In the suburbs, and out in the countryside, too… If it is possible to have too many deer, how many is too many? And if it depends on who you ask, then who gets to decide? These questions have no easy answers, and the problems have no easy answers. It’s not simple. That’s what made this whole deer story so interesting to explore.
This has been rather a long response to your comment. (Maybe I should have saved it for my next post!) But like I say, none of this is simple. And your comment deserved a serious, thoughful reply. The facts I’ve cited here are based on solid science, and in my book I’ve included lots of footnotes.
If you still don’t agree with my conclusions, that’s OK. I hope you’ll still return to comment on future blog posts, and I hope you’ll read my book with an open mind.
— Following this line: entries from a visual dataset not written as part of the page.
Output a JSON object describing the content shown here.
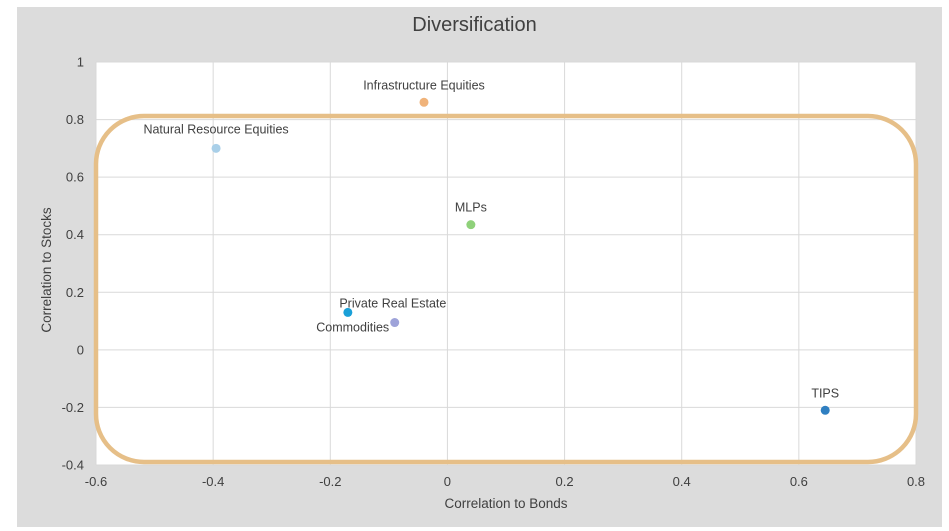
{
  "chart_data": {
    "type": "scatter",
    "title": "Diversification",
    "xlabel": "Correlation to Bonds",
    "ylabel": "Correlation to Stocks",
    "xlim": [
      -0.6,
      0.8
    ],
    "ylim": [
      -0.4,
      1.0
    ],
    "xticks": [
      "-0.6",
      "-0.4",
      "-0.2",
      "0",
      "0.2",
      "0.4",
      "0.6",
      "0.8"
    ],
    "yticks": [
      "1",
      "0.8",
      "0.6",
      "0.4",
      "0.2",
      "0",
      "-0.2",
      "-0.4"
    ],
    "grid": true,
    "points": [
      {
        "label": "Infrastructure Equities",
        "x": -0.04,
        "y": 0.86,
        "color": "#f0b37a",
        "label_pos": "above"
      },
      {
        "label": "Natural Resource Equities",
        "x": -0.395,
        "y": 0.7,
        "color": "#a9cfe8",
        "label_pos": "above-left"
      },
      {
        "label": "MLPs",
        "x": 0.04,
        "y": 0.435,
        "color": "#8fd17a",
        "label_pos": "above"
      },
      {
        "label": "Private Real Estate",
        "x": -0.17,
        "y": 0.13,
        "color": "#1aa0d8",
        "label_pos": "above-right"
      },
      {
        "label": "Commodities",
        "x": -0.09,
        "y": 0.095,
        "color": "#9ea3d9",
        "label_pos": "below-left"
      },
      {
        "label": "TIPS",
        "x": 0.645,
        "y": -0.21,
        "color": "#2f7fc1",
        "label_pos": "above"
      }
    ],
    "highlight_color": "#e6bf88"
  }
}
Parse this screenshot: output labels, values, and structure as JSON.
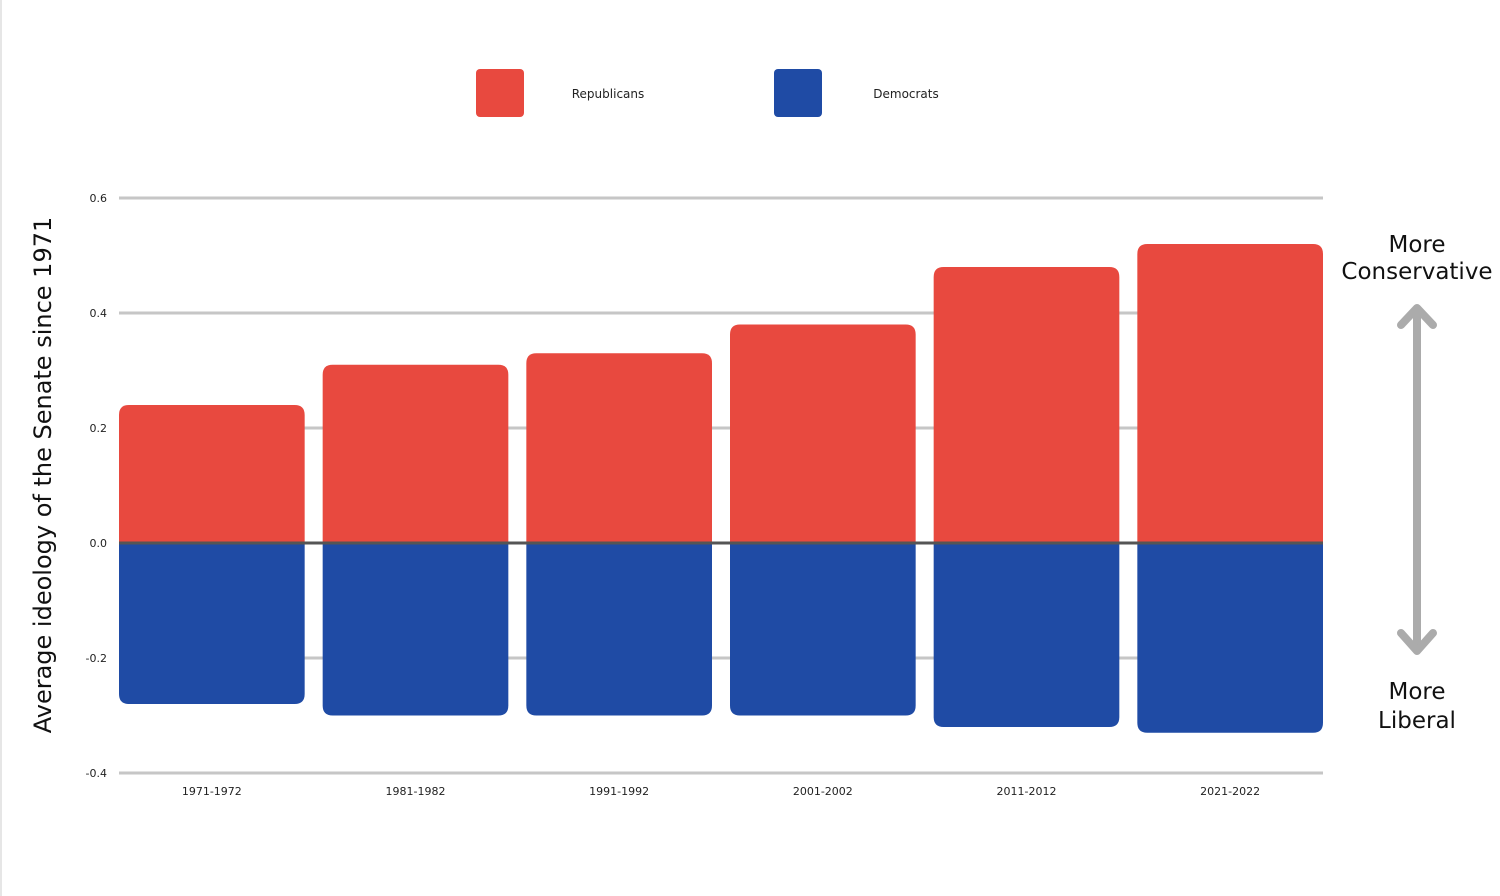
{
  "chart_data": {
    "type": "bar",
    "stacked": "diverging",
    "categories": [
      "1971-1972",
      "1981-1982",
      "1991-1992",
      "2001-2002",
      "2011-2012",
      "2021-2022"
    ],
    "series": [
      {
        "name": "Republicans",
        "color": "#e8493f",
        "values": [
          0.24,
          0.31,
          0.33,
          0.38,
          0.48,
          0.52
        ]
      },
      {
        "name": "Democrats",
        "color": "#1f4ba5",
        "values": [
          -0.28,
          -0.3,
          -0.3,
          -0.3,
          -0.32,
          -0.33
        ]
      }
    ],
    "ylabel": "Average  ideology of the Senate since 1971",
    "xlabel": "",
    "ylim": [
      -0.4,
      0.6
    ],
    "yticks": [
      "0.6",
      "0.4",
      "0.2",
      "0.0",
      "-0.2",
      "-0.4"
    ],
    "ytick_values": [
      0.6,
      0.4,
      0.2,
      0.0,
      -0.2,
      -0.4
    ],
    "grid": true,
    "legend_position": "top-center",
    "annotations": {
      "top_line1": "More",
      "top_line2": "Conservative",
      "bottom_line1": "More",
      "bottom_line2": "Liberal",
      "arrow_color": "#ababab"
    }
  }
}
I would welcome wildlife with shrubbery and ornamentals if other types move in– such as the ruffed grouse. When I was growing up, it was not atypical for houses living near a wildlife reserve or a nature sanctuary to invite native species of birds and mammals. However, I have to wonder if the over-population of deer and bow-hunting bans (within the city limit) are the reason why the other native species disappeared from the suburbs altogether which were once there a few decades ago.
Dave — You could be right. Although there are lots of other variables in suburbia (e.g., other habitat changes, feral and pet cats, etc.), overabundant deer can definitely alter ecosystems in ways that affect bird populations and diversity. That’s true for birds living in the midstory, and even in the canopy. But these effects can be especially dramatic for ground-nesting birds like grouse.